Linear equations are mathematical expressions that form a straight line when plotted on a graph. They are called "linear" because their graph is a straight line. These equations typically have two variables, often represented as "x" and "y". These variables represent points on the x and y axes of a coordinate plane, respectively. A standard form for a linear equation is given by \(ax + by = c\), where "a", "b", and "c" are constants.
Linear equations can be written in several forms:

• Standard Form: \(ax + by = c\)
• Slope-Intercept Form: \(y = mx + b\)
• Point-Slope Form: \(y - y_1 = m(x - x_1)\)

In these equations, the coefficient "m" represents the slope, which shows how steep the line is. The constant "b" (in slope-intercept form) is the y-intercept, the point where the line crosses the y-axis. Linear equations are fundamental because they model real-world situations where relationships between two variables are proportional and predictable.

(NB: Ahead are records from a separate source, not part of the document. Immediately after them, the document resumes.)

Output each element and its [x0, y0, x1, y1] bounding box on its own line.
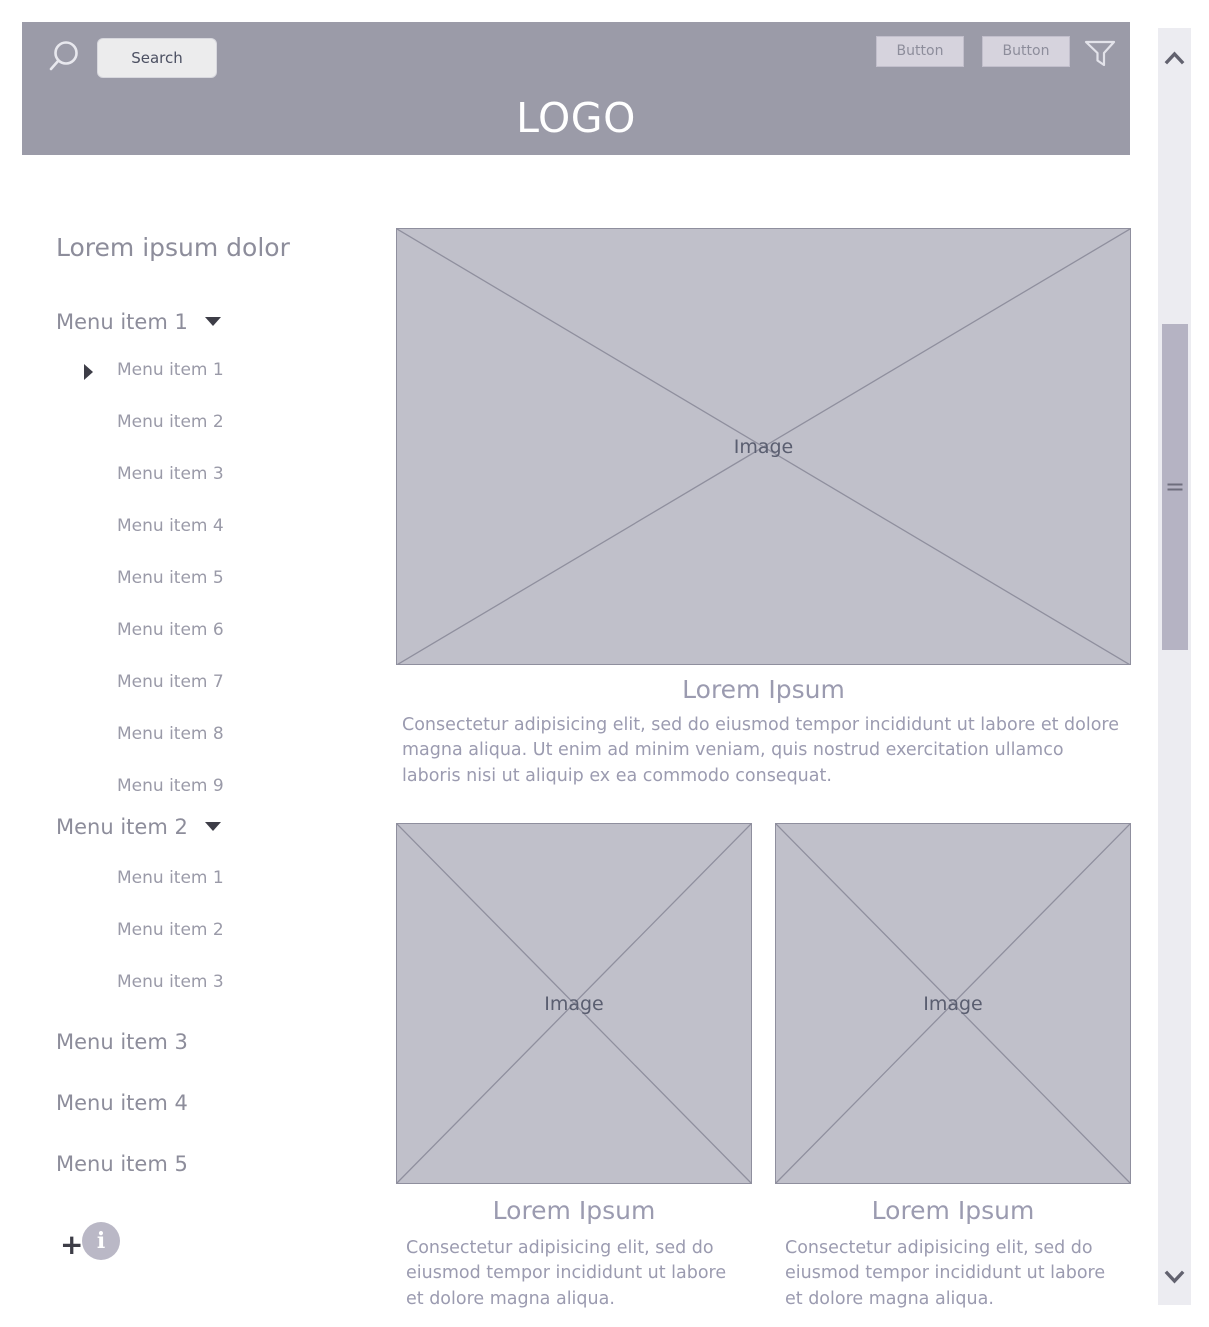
hero-image-label: Image [733, 435, 794, 458]
card-a-image-label: Image [544, 992, 604, 1015]
sidebar-group-menu-item-2[interactable]: Menu item 2 [56, 815, 221, 839]
vertical-scrollbar[interactable] [1158, 28, 1191, 1305]
scrollbar-thumb[interactable] [1162, 324, 1188, 650]
card-b-title: Lorem Ipsum [871, 1196, 1035, 1225]
sidebar-item-g2-1[interactable]: Menu item 1 [117, 868, 224, 888]
sidebar-item-g1-7[interactable]: Menu item 7 [117, 672, 224, 692]
card-b-image-placeholder: Image [775, 823, 1131, 1184]
sidebar-item-g1-5[interactable]: Menu item 5 [117, 568, 224, 588]
sidebar-item-g2-2[interactable]: Menu item 2 [117, 920, 224, 940]
card-a-image-placeholder: Image [396, 823, 752, 1184]
scroll-up-button[interactable] [1158, 42, 1191, 75]
sidebar-item-g1-2[interactable]: Menu item 2 [117, 412, 224, 432]
sidebar-group-menu-item-1[interactable]: Menu item 1 [56, 310, 221, 334]
info-icon[interactable]: i [82, 1222, 120, 1260]
grip-lines-icon [1167, 481, 1183, 494]
sidebar-item-g1-3[interactable]: Menu item 3 [117, 464, 224, 484]
sidebar-item-g1-6[interactable]: Menu item 6 [117, 620, 224, 640]
hero-body: Consectetur adipisicing elit, sed do eiu… [402, 715, 1120, 786]
sidebar-item-g1-8[interactable]: Menu item 8 [117, 724, 224, 744]
header-button-2[interactable]: Button [982, 36, 1070, 67]
sidebar-item-menu-item-3[interactable]: Menu item 3 [56, 1030, 188, 1054]
app-header: Button Button LOGO [22, 22, 1130, 155]
caret-right-icon[interactable] [84, 364, 93, 380]
search-icon[interactable] [46, 36, 92, 82]
filter-icon[interactable] [1081, 34, 1119, 72]
sidebar-item-g1-9[interactable]: Menu item 9 [117, 776, 224, 796]
header-button-1[interactable]: Button [876, 36, 964, 67]
add-button[interactable]: + [60, 1231, 83, 1259]
card-b-body: Consectetur adipisicing elit, sed do eiu… [785, 1238, 1106, 1309]
sidebar-item-menu-item-5[interactable]: Menu item 5 [56, 1152, 188, 1176]
card-b-image-label: Image [923, 992, 983, 1015]
card-a-body: Consectetur adipisicing elit, sed do eiu… [406, 1238, 727, 1309]
chevron-down-icon[interactable] [204, 822, 221, 831]
hero-image-placeholder: Image [396, 228, 1131, 665]
sidebar-heading: Lorem ipsum dolor [56, 233, 290, 262]
sidebar-item-g1-1[interactable]: Menu item 1 [117, 360, 224, 380]
card-a-title: Lorem Ipsum [492, 1196, 656, 1225]
sidebar-item-g1-4[interactable]: Menu item 4 [117, 516, 224, 536]
scroll-down-button[interactable] [1158, 1260, 1191, 1293]
logo: LOGO [516, 94, 636, 142]
sidebar-item-g2-3[interactable]: Menu item 3 [117, 972, 224, 992]
hero-title: Lorem Ipsum [682, 675, 845, 704]
sidebar-group-label: Menu item 2 [56, 815, 188, 839]
chevron-down-icon[interactable] [204, 317, 221, 326]
sidebar-group-label: Menu item 1 [56, 310, 188, 334]
sidebar-item-menu-item-4[interactable]: Menu item 4 [56, 1091, 188, 1115]
search-input[interactable] [97, 38, 217, 78]
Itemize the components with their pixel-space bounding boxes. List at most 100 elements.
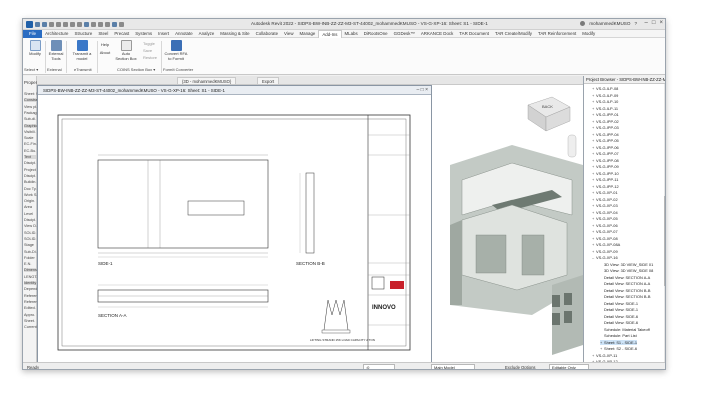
section-icon[interactable]	[91, 21, 96, 27]
sheet-restore-button[interactable]: □	[421, 87, 424, 93]
tree-item[interactable]: + VS-G-XP-05	[592, 216, 618, 221]
convert-rfa-button[interactable]: Convert RFA to Formit	[164, 40, 188, 61]
3d-view-icon[interactable]	[84, 21, 89, 27]
external-tools-button[interactable]: External Tools	[46, 40, 66, 61]
tab-export[interactable]: Export	[257, 77, 280, 84]
tab-file[interactable]: File	[23, 29, 43, 38]
redo-icon[interactable]	[56, 21, 61, 27]
property-row[interactable]: Visibili.	[24, 130, 36, 134]
tab-steel[interactable]: Steel	[95, 30, 111, 38]
model-selector[interactable]: Main Model	[431, 364, 475, 369]
close-hidden-icon[interactable]	[105, 21, 110, 27]
sheet-minimize-button[interactable]: –	[416, 87, 419, 93]
open-icon[interactable]	[35, 21, 40, 27]
tree-item[interactable]: Detail View: SECTION B-B	[600, 288, 650, 293]
tree-item[interactable]: 3D View: 3D VIEW_SIDE 08	[600, 268, 653, 273]
property-row[interactable]: Constraints	[24, 98, 43, 103]
property-row[interactable]: Area	[24, 205, 32, 209]
user-icon[interactable]	[580, 21, 586, 26]
tree-item[interactable]: + VS-G-IPP-05	[592, 138, 619, 143]
user-name[interactable]: mohammedKMUSO	[589, 21, 630, 26]
tree-item[interactable]: + VS-G-IPP-06	[592, 145, 619, 150]
minimize-button[interactable]: –	[645, 20, 648, 26]
tab-analyze[interactable]: Analyze	[196, 30, 218, 38]
tree-item[interactable]: + VS-G-IPP-11	[592, 177, 618, 182]
property-row[interactable]: Discipl.	[24, 161, 36, 165]
save-icon[interactable]	[42, 21, 47, 27]
tree-item[interactable]: + VS-G-XP-02	[592, 197, 618, 202]
tab-tar-reinforcement[interactable]: TAR Reinforcement	[535, 30, 579, 38]
tree-item[interactable]: + VS-G-IPP-08	[592, 158, 619, 163]
property-row[interactable]: Sub-Di.	[24, 250, 37, 254]
property-row[interactable]: Sub-di.	[24, 117, 36, 121]
tree-item[interactable]: + VS-G-ILP-08	[592, 86, 618, 91]
tree-item[interactable]: + VS-G-IPP-03	[592, 125, 619, 130]
tree-item[interactable]: + VS-G-XP-11	[592, 353, 617, 358]
tree-item[interactable]: Detail View: SIDE-6	[600, 320, 638, 325]
tree-item[interactable]: + VS-G-IPP-02	[592, 119, 619, 124]
tree-item[interactable]: + VS-G-IPP-04	[592, 132, 619, 137]
tab-precast[interactable]: Precast	[111, 30, 132, 38]
drawing-sheet[interactable]: SIDE-1 SECTION A-A SECTION B-B LIFTING S…	[38, 95, 433, 368]
close-button[interactable]: ×	[659, 20, 663, 26]
customize-qat-icon[interactable]	[119, 21, 124, 27]
switch-windows-icon[interactable]	[112, 21, 117, 27]
property-row[interactable]: Text	[24, 155, 36, 159]
property-row[interactable]: EC-Fin.	[24, 142, 37, 146]
tab-mlabs[interactable]: MLabs	[342, 30, 361, 38]
tree-item[interactable]: – VS-G-XP-16	[592, 255, 618, 260]
property-row[interactable]: EC-Bu.	[24, 149, 36, 153]
tree-item[interactable]: + VS-G-XP-03	[592, 203, 618, 208]
property-row[interactable]: SOLID.	[24, 237, 36, 241]
property-row[interactable]: Doc Ty.	[24, 187, 37, 191]
tab-tar-document[interactable]: TAR Document	[456, 30, 492, 38]
tree-item[interactable]: + VS-G-IPP-07	[592, 151, 619, 156]
3d-view-canvas[interactable]: BACK	[432, 85, 583, 367]
tab-tar-create-modify[interactable]: TAR Create/Modify	[492, 30, 535, 38]
tree-item[interactable]: Detail View: SIDE-1	[600, 301, 638, 306]
property-row[interactable]: View pl.	[24, 105, 37, 109]
tab-manage[interactable]: Manage	[296, 30, 318, 38]
save-section-button[interactable]: Save	[143, 48, 152, 53]
editable-only[interactable]: Editable Only	[549, 364, 589, 369]
property-row[interactable]: View D.	[24, 224, 37, 228]
property-row[interactable]: Buildin.	[24, 180, 36, 184]
thin-lines-icon[interactable]	[98, 21, 103, 27]
measure-icon[interactable]	[70, 21, 75, 27]
tab-view[interactable]: View	[281, 30, 296, 38]
property-row[interactable]: Current	[24, 325, 37, 329]
tree-item[interactable]: + VS-G-IPP-10	[592, 171, 619, 176]
tab-systems[interactable]: Systems	[132, 30, 155, 38]
toggle-button[interactable]: Toggle	[143, 41, 155, 46]
help-button[interactable]: Help	[98, 42, 112, 48]
browser-scroll-thumb[interactable]	[664, 196, 665, 286]
revit-logo-icon[interactable]	[26, 20, 33, 28]
tab-add-ins[interactable]: Add-Ins	[318, 29, 342, 38]
about-button[interactable]: About	[98, 50, 112, 56]
tree-item[interactable]: + VS-G-XP-07	[592, 229, 618, 234]
property-row[interactable]: Origin.	[24, 199, 35, 203]
help-icon[interactable]: ?	[634, 21, 637, 26]
maximize-button[interactable]: □	[652, 20, 656, 26]
tree-item[interactable]: + VS-G-XP-06	[592, 223, 618, 228]
tree-item[interactable]: Detail View: SECTION B-B	[600, 294, 650, 299]
tree-item[interactable]: + VS-G-ILP-09	[592, 93, 618, 98]
exclude-options[interactable]: Exclude Options	[505, 365, 536, 369]
property-row[interactable]: E.N.	[24, 262, 31, 266]
text-icon[interactable]	[77, 21, 82, 27]
property-row[interactable]: Discipl.	[24, 218, 36, 222]
group-select[interactable]: Select ▾	[24, 67, 38, 72]
print-icon[interactable]	[63, 21, 68, 27]
tree-item[interactable]: + VS-G-XP-08A	[592, 242, 620, 247]
property-row[interactable]: Sheet.	[24, 319, 35, 323]
3d-model[interactable]: BACK	[432, 85, 583, 367]
auto-section-box-button[interactable]: Auto Section Box	[115, 40, 137, 61]
property-row[interactable]: Appro.	[24, 313, 35, 317]
tree-item[interactable]: + VS-G-ILP-11	[592, 106, 618, 111]
tree-item[interactable]: 3D View: 3D VIEW_SIDE 01	[600, 262, 653, 267]
property-row[interactable]: SOLID.	[24, 231, 36, 235]
undo-icon[interactable]	[49, 21, 54, 27]
property-row[interactable]: Scale	[24, 136, 34, 140]
property-row[interactable]: Stage	[24, 243, 34, 247]
property-row[interactable]: Edited.	[24, 306, 36, 310]
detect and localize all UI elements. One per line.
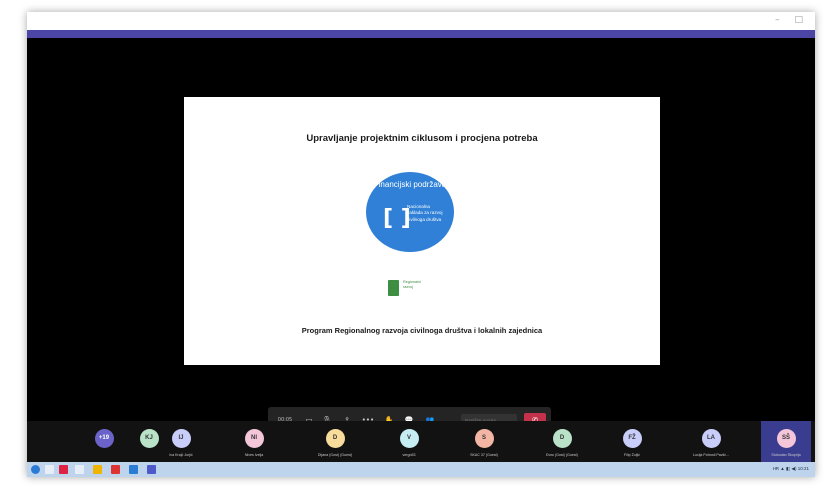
slide-title: Upravljanje projektnim ciklusom i procje… [306, 133, 538, 144]
start-icon[interactable] [31, 465, 40, 474]
file-explorer-icon[interactable] [93, 465, 102, 474]
participant-tile[interactable]: D Đuro (Gost) (Guest) [537, 421, 587, 462]
avatar: D [552, 429, 572, 448]
slide-footer: Program Regionalnog razvoja civilnoga dr… [301, 326, 543, 335]
avatar: LA [701, 429, 721, 448]
participant-tile[interactable]: S SKAC 37 (Guest) [459, 421, 509, 462]
window-controls[interactable]: – □ [775, 15, 809, 25]
participant-name: Đuro (Gost) (Guest) [546, 453, 578, 457]
participant-name: Slobodan Škuprija [771, 453, 801, 457]
participant-name: SKAC 37 (Guest) [470, 453, 498, 457]
presentation-slide: Upravljanje projektnim ciklusom i procje… [184, 97, 660, 365]
search-icon[interactable] [45, 465, 54, 474]
participant-name: vergo53 [402, 453, 416, 457]
task-view-icon[interactable] [75, 465, 84, 474]
participant-name: Dijana (Gost) (Guest) [317, 453, 353, 457]
participant-tile[interactable]: SŠ Slobodan Škuprija [761, 421, 811, 462]
avatar: NI [244, 429, 264, 448]
shared-screen-stage: Upravljanje projektnim ciklusom i procje… [27, 38, 815, 437]
avatar: V [399, 429, 419, 448]
teams-icon[interactable] [147, 465, 156, 474]
funding-badge: Financijski podržava [ ] Nacionalna zakl… [366, 172, 454, 252]
participant-tile[interactable]: IJ Iva Krajč Jurjić [156, 421, 206, 462]
participant-name: Iva Krajč Jurjić [169, 453, 193, 457]
browser-icon[interactable] [111, 465, 120, 474]
outlook-icon[interactable] [129, 465, 138, 474]
windows-taskbar: HR ▲ ◧ ◀) 10:21 [27, 462, 815, 477]
participant-name: Lucija Potrosli Pavlić... [693, 453, 729, 457]
regional-development-logo-icon [388, 280, 399, 296]
avatar: IJ [171, 429, 191, 448]
avatar: SŠ [776, 429, 796, 448]
participant-tile[interactable]: +19 [79, 421, 129, 462]
participant-tile[interactable]: FŽ Filip Žuljić [607, 421, 657, 462]
participant-tile[interactable]: D Dijana (Gost) (Guest) [310, 421, 360, 462]
regional-development-logo-text: Regionalni razvoj [403, 280, 421, 289]
funding-badge-title: Financijski podržava [373, 180, 447, 189]
avatar: +19 [94, 429, 114, 448]
teams-window: – □ Upravljanje projektnim ciklusom i pr… [27, 12, 815, 477]
avatar: FŽ [622, 429, 642, 448]
avatar: S [474, 429, 494, 448]
system-tray: HR ▲ ◧ ◀) 10:21 [772, 466, 809, 471]
participant-tile[interactable]: NI Nives Ivelja [229, 421, 279, 462]
participant-tile[interactable]: Vvergo53 [384, 421, 434, 462]
app-icon[interactable] [59, 465, 68, 474]
participant-name: Nives Ivelja [244, 453, 264, 457]
foundation-name: Nacionalna zaklada za razvoj civilnoga d… [407, 204, 443, 222]
participant-name: Filip Žuljić [624, 453, 640, 457]
participant-tile[interactable]: LA Lucija Potrosli Pavlić... [686, 421, 736, 462]
avatar: D [325, 429, 345, 448]
meeting-header-bar [27, 30, 815, 38]
participant-strip: +19 KJ IJ Iva Krajč Jurjić NI Nives Ivelja D Di… [27, 421, 815, 462]
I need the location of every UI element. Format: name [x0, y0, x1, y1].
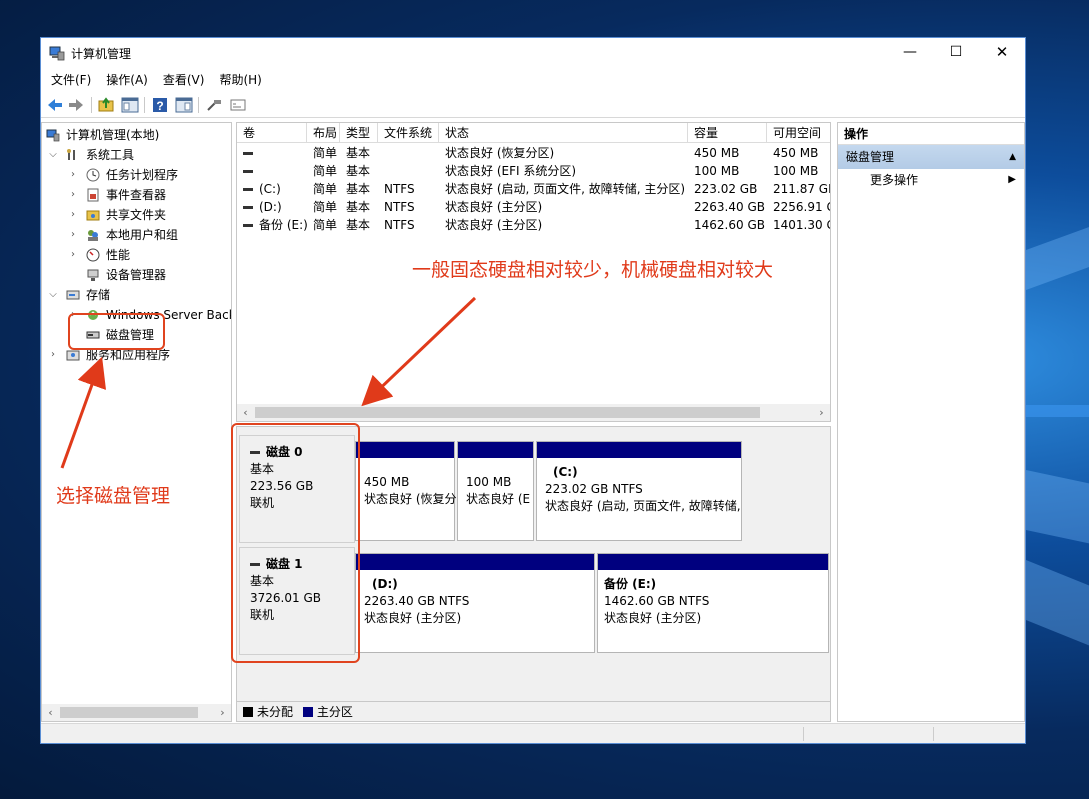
- annotation-arrow: [60, 356, 107, 469]
- annotation-arrows: [60, 296, 477, 469]
- annotation-arrow: [361, 296, 477, 407]
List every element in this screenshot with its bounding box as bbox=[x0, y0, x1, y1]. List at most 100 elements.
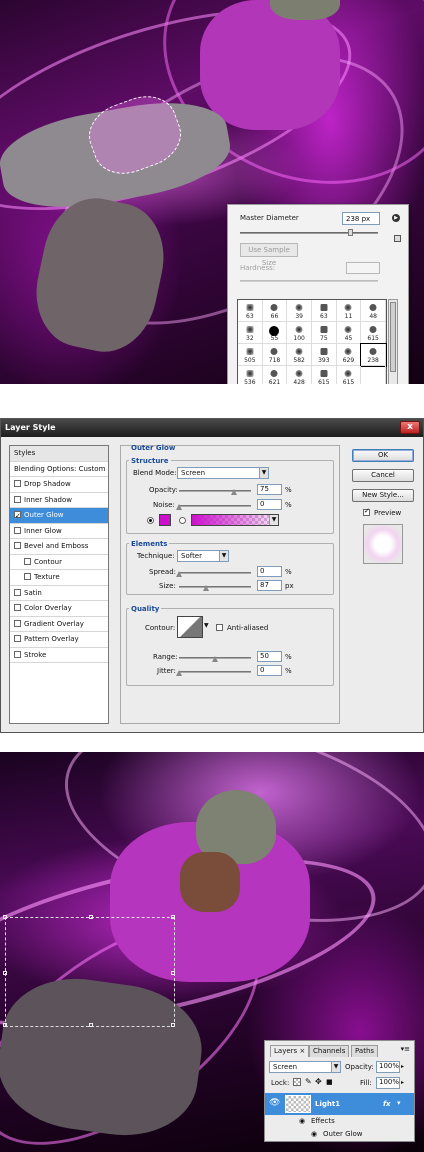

The coordinate plane is a two-dimensional surface formed by two perpendicular number lines intersecting at a point called the origin. These number lines are referred to as the x-axis (horizontal) and the y-axis (vertical). The resulting grid allows you to graph equations and easily see relationships between numbers.
Each point on the coordinate plane is represented by an ordered pair \((x, y)\), where "x" is the distance from the y-axis and "y" is the distance from the x-axis. This ordered pair is crucial for graphing linear equations and finding intercepts. For example, the x-intercept occurs when \(y=0\), and the y-intercept happens when \(x=0\).
The coordinate plane is divided into four quadrants:

• Quadrant I: both x and y are positive
• Quadrant II: x is negative and y is positive
• Quadrant III: both x and y are negative
• Quadrant IV: x is positive and y is negative

Understanding the coordinate plane allows you to graph linear equations accurately and recognize patterns or trends present in the data.

Solving equations means finding the value(s) of the variable(s) that make the equation true. When solving, we perform operations to isolate the variables step by step.
In the context of finding the x-intercept of a linear equation, we follow a systematic method:

• Step 1: Set \(y\) to zero. This step helps find where the equation touches the x-axis.
• Step 2: Simplify the equation. With \(y\) set to zero, simplify terms to isolate the variable "x".
• Step 3: Use basic algebraic operations. You may need to add, subtract, multiply, or divide to solve for "x".

For our example, solving \(y = 2x + 20\) with \(y = 0\) involves subtracting 20 to get \(-20 = 2x\), then dividing by 2 to isolate \(x\). This results in \(x = -10\), so the x-intercept is \(-10\).
Solving equations effectively requires a solid understanding of algebraic principles and is essential for tackling more complex mathematical problems.